Implicações mais amplas: um precedente para todas as indústrias criativas

Embora específica para letras de músicas, a decisão de Munique envia um sinal poderoso a todos os setores criativos. Autores, jornalistas, fotógrafos e desenvolvedores de software estão acompanhando de perto esses procedimentos, já que os princípios legais se aplicam igualmente ao seu trabalho.

Se o treinamento não licenciado constitui uso justo ou violação continua sendo o campo de batalha central.

Essa incerteza jurídica se estende a outros meios de comunicação, principalmente ao jornalismo. Grandes editoras, incluindo o The New York Times, entraram com processos de direitos autorais semelhantes contra a OpenAI e a Microsoft, argumentando que as ferramentas generativas de IA usam ilegalmente seus vastos arquivos de artigos para criar produtos concorrentes.

Uma perda para os desenvolvedores de IA nesses casos poderia forçar uma reengenharia fundamental de seus modelos de negócios, criando potencialmente um novo mercado de licenciamento em grande escala para dados de treinamento de alta qualidade.

Algumas empresas de IA estão tentando superar os desafios legais atacando o licenciamento proativo. ofertas.

Garantir uma fonte estável e legal de dados de treinamento e, ao mesmo tempo, compensar os criadores é o objetivo principal desta estratégia. A própria OpenAI fez parceria com organizações de mídia como a TIME e a Associated Press, criando uma estrutura para usar seu conteúdo no treinamento de modelos.

Sugerindo um possível caminho a seguir, esses acordos podem ajudar a evitar litígios contenciosos.

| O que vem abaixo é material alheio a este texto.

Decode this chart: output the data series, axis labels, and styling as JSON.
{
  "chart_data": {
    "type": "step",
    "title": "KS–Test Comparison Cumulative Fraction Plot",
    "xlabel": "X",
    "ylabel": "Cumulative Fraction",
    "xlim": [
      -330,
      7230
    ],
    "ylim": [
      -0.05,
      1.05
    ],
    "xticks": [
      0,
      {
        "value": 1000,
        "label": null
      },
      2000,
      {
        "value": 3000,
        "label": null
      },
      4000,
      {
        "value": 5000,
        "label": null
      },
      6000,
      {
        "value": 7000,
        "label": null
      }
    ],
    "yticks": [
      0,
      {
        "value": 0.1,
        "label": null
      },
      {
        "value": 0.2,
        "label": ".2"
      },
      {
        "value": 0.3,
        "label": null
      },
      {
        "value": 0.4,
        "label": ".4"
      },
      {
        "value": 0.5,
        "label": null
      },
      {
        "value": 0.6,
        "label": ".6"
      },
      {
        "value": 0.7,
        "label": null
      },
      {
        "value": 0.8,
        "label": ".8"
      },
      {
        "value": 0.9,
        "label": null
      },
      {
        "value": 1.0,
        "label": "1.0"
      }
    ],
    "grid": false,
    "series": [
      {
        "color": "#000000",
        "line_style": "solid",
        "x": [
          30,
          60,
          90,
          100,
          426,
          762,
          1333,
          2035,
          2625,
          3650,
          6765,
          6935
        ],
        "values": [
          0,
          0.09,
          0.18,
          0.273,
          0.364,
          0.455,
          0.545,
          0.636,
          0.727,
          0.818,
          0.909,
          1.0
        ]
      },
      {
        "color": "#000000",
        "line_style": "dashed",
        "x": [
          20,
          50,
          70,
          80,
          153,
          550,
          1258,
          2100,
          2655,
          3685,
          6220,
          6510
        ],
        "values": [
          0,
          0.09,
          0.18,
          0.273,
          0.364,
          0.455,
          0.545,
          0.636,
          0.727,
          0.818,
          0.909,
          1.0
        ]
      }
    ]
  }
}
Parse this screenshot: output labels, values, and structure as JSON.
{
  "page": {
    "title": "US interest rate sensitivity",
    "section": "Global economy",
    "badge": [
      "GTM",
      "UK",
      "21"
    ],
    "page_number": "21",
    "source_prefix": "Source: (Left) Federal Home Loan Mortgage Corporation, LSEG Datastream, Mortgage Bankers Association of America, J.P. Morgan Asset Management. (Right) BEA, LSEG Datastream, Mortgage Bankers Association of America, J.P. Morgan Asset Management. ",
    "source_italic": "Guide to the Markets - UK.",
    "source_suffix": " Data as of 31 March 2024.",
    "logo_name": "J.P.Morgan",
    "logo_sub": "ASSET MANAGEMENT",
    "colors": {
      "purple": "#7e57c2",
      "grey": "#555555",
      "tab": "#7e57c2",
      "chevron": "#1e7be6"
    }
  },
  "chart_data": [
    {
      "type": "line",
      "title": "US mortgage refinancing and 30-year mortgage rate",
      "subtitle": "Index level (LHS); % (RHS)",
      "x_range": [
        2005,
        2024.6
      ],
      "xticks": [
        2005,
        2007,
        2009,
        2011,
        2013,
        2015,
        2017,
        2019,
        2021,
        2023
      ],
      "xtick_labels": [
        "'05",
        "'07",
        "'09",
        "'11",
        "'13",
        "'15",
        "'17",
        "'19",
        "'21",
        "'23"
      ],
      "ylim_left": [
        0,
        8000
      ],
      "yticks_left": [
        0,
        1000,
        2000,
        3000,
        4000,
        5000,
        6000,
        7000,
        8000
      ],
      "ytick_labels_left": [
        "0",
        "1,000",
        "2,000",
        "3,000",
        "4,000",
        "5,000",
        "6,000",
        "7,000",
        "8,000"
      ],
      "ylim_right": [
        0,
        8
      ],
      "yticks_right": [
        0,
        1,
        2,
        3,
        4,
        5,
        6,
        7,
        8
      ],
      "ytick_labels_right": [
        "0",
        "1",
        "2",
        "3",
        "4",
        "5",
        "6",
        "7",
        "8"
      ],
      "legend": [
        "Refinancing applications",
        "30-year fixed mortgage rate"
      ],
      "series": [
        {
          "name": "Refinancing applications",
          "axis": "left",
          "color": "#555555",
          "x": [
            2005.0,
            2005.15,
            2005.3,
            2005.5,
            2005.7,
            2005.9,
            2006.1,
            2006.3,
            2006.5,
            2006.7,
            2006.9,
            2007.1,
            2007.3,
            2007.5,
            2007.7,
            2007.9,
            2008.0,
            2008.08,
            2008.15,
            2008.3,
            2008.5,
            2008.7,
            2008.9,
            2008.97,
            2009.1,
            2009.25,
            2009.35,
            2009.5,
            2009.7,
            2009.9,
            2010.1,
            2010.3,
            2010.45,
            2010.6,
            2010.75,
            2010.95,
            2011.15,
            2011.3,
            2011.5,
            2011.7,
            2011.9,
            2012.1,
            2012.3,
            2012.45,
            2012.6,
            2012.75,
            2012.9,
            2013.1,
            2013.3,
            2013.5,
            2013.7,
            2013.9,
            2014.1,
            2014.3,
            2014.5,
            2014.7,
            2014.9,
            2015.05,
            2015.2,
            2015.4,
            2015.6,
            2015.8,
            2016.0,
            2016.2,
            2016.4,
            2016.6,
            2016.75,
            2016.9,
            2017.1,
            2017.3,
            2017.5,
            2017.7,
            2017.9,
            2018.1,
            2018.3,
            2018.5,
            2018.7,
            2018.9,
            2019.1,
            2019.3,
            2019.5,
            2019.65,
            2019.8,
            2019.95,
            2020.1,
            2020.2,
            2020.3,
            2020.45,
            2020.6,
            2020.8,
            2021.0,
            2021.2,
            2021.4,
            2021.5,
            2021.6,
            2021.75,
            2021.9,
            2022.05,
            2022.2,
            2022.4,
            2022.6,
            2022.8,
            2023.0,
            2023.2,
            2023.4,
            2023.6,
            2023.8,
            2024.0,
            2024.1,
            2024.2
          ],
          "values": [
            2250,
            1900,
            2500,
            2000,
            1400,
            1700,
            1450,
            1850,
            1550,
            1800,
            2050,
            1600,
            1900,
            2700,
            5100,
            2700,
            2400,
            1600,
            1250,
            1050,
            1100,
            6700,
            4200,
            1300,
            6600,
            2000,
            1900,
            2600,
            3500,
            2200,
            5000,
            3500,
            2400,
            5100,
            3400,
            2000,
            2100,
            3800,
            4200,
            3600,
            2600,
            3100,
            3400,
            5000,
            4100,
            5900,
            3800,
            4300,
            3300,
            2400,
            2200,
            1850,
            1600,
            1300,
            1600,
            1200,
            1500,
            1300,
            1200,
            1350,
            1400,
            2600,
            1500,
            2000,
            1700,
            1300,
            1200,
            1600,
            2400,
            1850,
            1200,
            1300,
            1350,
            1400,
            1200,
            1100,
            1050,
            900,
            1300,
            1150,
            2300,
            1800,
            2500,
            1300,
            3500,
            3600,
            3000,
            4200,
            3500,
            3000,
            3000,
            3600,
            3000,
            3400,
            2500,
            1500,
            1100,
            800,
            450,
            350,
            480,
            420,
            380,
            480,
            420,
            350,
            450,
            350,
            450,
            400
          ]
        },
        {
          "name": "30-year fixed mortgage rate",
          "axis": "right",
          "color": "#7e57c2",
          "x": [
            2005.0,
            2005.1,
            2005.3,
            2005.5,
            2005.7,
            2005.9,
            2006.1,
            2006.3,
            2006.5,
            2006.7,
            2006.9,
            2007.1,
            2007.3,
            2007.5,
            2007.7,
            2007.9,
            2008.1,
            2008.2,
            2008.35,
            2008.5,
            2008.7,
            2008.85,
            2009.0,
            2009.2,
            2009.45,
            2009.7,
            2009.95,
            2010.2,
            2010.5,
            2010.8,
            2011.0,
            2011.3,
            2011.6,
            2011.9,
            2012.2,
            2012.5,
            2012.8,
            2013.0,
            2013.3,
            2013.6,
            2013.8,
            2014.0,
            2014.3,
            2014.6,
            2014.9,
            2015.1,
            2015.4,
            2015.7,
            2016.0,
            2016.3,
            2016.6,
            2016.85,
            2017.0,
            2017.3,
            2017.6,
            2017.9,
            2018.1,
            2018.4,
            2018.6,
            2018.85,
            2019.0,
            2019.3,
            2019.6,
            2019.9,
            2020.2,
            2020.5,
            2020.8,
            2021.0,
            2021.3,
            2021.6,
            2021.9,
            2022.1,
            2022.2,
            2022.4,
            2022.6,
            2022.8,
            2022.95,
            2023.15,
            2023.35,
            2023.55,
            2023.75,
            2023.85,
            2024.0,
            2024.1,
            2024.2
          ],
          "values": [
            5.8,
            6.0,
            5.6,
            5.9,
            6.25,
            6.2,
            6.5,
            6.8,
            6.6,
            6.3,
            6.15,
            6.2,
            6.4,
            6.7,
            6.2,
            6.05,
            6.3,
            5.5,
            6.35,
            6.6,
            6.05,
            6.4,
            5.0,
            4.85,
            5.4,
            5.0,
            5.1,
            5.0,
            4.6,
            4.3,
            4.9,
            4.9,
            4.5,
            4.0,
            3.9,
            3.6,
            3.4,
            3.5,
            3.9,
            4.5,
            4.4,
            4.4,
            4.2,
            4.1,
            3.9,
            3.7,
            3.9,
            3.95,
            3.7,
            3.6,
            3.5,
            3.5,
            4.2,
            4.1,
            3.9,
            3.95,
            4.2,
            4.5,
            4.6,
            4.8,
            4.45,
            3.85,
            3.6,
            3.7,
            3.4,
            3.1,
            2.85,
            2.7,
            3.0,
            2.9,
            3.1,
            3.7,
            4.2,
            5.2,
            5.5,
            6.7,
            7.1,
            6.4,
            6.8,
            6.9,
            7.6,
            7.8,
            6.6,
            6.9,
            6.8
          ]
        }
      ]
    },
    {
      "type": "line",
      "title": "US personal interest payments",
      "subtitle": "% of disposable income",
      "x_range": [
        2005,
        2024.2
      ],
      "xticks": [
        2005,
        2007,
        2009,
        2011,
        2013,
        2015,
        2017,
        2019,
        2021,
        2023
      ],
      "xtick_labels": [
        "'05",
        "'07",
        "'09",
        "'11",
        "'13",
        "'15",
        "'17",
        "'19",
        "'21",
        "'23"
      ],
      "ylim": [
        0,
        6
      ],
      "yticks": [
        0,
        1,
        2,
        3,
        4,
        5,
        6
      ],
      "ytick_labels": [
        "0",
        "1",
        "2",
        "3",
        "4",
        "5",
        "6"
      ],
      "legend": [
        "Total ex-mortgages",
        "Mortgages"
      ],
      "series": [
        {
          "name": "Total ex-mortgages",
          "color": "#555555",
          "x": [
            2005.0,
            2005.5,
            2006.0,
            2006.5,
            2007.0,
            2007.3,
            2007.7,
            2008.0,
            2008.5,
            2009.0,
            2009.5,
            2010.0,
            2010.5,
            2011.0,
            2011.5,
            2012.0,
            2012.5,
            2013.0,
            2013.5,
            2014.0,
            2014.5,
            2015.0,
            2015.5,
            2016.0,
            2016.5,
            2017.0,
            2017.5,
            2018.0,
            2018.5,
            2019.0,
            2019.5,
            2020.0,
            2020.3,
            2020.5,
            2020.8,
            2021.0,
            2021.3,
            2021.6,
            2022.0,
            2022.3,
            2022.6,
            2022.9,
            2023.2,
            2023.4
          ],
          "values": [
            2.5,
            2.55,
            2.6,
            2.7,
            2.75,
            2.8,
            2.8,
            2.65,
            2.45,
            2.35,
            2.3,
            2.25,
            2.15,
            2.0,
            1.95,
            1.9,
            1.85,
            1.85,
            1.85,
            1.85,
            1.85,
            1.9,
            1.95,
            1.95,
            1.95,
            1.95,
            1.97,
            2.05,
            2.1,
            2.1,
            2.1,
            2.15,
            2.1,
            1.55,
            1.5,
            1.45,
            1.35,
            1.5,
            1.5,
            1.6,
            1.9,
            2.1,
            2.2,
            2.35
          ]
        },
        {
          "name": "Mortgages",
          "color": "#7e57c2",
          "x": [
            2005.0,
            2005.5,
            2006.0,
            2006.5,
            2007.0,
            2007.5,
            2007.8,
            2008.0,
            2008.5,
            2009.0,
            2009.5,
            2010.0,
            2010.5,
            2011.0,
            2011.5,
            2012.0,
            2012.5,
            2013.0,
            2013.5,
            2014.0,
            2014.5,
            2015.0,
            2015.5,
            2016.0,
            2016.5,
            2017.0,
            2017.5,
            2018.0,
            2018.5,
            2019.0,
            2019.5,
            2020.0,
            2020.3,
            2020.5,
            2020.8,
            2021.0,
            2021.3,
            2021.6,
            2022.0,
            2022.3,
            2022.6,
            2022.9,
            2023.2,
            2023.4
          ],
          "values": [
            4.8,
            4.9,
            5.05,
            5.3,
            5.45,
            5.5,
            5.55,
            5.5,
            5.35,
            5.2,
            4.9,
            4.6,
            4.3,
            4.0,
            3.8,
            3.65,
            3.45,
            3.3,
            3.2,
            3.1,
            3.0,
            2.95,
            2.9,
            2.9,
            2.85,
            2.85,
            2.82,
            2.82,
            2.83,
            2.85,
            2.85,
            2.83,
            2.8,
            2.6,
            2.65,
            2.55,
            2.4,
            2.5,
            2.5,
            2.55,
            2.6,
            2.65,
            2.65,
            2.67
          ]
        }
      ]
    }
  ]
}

No entanto, com incontáveis terabytes de dados existentes extraídos da web, o litígio continua a ser o principal impulsionador da política.

A Alemanha estará acompanhando de perto o resultado do recurso da OpenAI, assim como vários outros processos judiciais pendentes.

Por enquanto, a vitória da GEMA em Munique proporciona um impulso significativo para os detentores de direitos, que argumentam que as empresas de IA devem ser responsabilizadas pelos dados que utilizam.

Isso reforça a ideia de que o avanço tecnológico não pode ocorrer às custas dos direitos de propriedade intelectual estabelecidos, preparando o terreno para novos confrontos legais e regulatórios.